Poland Placed Eleventh in the World for Math and Science

IMG_2480Recently Poland placed eleventh in the world for math and science, and fifth in Europe,  far outranking both the UK and the US. Education rankings by country were announced during a UNESCO forum in South Korea May 19-22. And on a timely educational note, 600 libraries across Poland are holding the first ever “Library Night” Saturday night, May 30. The event kicks off a nationwide drive to read to children. Something’s going right in Poland.

The rankings, announced in May at the World Education Forum in South Korea, are the result of test results from an international benchmark test – Programme for International Student Assessment (PISA).  I hadn’t heard of it, so I searched the Internet for some basic information. What I found was thought-provoking.

The test questions were written by an academic at Stanford University and an academic from Munich. The test is administered to 15-year olds; the questions are designed to test math, science and analytical thinking, using the math, rather than just reciting back facts and figures. I found a sample test, and while I did fine on problem-solving, I couldn’t solve one math problem. I’m glad I didn’t have to take the test. (Thankfully I’ve been fairly successful in life not knowing calculus, but I’m happy to encourage all others.) There is also an optional financial literacy component – which I support.

For as long as I can remember, students in American schools have been tested and scored. For many years, it was the Iowa Test of Basic Skills.
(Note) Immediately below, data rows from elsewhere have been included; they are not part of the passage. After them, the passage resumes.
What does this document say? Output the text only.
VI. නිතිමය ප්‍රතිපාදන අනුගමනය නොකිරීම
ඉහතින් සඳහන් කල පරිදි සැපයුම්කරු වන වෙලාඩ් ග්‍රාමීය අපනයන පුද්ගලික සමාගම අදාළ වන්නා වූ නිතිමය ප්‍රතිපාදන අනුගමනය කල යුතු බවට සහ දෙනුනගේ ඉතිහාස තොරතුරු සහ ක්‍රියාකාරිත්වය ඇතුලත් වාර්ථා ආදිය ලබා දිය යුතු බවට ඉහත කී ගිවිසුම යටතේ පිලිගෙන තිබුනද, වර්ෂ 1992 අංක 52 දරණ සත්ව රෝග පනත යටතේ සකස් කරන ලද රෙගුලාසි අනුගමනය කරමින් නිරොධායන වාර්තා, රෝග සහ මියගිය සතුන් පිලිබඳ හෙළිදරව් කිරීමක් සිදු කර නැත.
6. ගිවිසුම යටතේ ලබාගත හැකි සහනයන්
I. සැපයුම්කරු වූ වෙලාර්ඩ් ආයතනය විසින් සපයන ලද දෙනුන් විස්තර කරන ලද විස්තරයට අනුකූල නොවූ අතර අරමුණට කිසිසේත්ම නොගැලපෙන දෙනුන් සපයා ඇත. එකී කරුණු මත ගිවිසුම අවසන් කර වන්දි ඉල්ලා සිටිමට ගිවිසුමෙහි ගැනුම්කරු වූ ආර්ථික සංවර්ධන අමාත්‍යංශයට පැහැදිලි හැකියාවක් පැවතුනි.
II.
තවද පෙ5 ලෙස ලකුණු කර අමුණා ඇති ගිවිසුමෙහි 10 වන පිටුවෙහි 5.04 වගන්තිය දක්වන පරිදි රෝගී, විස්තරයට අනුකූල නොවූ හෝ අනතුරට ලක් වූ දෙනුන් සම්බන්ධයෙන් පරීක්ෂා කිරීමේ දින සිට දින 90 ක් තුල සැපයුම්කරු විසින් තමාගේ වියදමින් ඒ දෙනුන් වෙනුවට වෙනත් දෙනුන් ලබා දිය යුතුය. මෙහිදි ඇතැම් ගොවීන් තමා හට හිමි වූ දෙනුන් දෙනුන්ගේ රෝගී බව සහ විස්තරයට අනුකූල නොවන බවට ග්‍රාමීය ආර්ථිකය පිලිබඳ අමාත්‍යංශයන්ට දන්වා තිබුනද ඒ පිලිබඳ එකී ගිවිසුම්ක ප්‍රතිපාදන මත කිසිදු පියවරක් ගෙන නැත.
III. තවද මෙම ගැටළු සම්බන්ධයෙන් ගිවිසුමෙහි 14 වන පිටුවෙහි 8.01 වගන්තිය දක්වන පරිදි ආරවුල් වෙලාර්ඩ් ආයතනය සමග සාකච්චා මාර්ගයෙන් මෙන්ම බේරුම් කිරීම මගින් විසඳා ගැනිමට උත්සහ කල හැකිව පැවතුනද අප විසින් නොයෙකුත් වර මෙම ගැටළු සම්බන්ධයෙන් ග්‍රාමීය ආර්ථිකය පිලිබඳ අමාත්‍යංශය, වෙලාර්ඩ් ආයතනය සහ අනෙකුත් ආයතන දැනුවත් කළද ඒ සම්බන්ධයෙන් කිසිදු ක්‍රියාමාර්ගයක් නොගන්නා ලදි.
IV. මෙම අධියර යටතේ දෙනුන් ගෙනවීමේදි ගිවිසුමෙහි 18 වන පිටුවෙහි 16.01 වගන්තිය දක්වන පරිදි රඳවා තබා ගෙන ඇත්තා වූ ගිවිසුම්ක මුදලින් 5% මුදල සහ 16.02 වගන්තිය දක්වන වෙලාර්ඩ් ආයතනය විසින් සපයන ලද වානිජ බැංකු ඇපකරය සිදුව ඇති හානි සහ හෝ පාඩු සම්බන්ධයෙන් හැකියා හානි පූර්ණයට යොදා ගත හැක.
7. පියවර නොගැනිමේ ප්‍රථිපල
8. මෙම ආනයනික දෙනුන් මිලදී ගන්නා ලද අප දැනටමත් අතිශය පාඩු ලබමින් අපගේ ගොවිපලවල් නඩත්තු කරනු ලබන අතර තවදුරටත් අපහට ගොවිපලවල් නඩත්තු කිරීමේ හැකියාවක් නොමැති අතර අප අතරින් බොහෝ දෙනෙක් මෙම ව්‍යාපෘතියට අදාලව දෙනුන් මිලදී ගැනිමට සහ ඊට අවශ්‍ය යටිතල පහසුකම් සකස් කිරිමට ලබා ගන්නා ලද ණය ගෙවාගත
Now most states have their own tests and the topic of educational measurement, be it testing or otherwise, remains charged with emotion, disagreement and is fraught with politics. I don’t ever see 50 states agreeing on a national test standard/curriculum. Yet, 71 countries took part in the same test, assessing math, science, and problem solving.

Let me just say, congratulations to Poland for its high ranking. Not surprisingly, the results follow a national requirement that math is compulsory through high school. Now . . . about that night at the library. If a museum can come alive at night, just think of all the wily characters lurking in those chapter books.

Note – As with any set of rankings, criteria and testing can vary. However, I find it significant that it is the same test across 71 countries and was partly developed at Stanford University. I can’t find the exact results of 2015 posted, as they were just announced.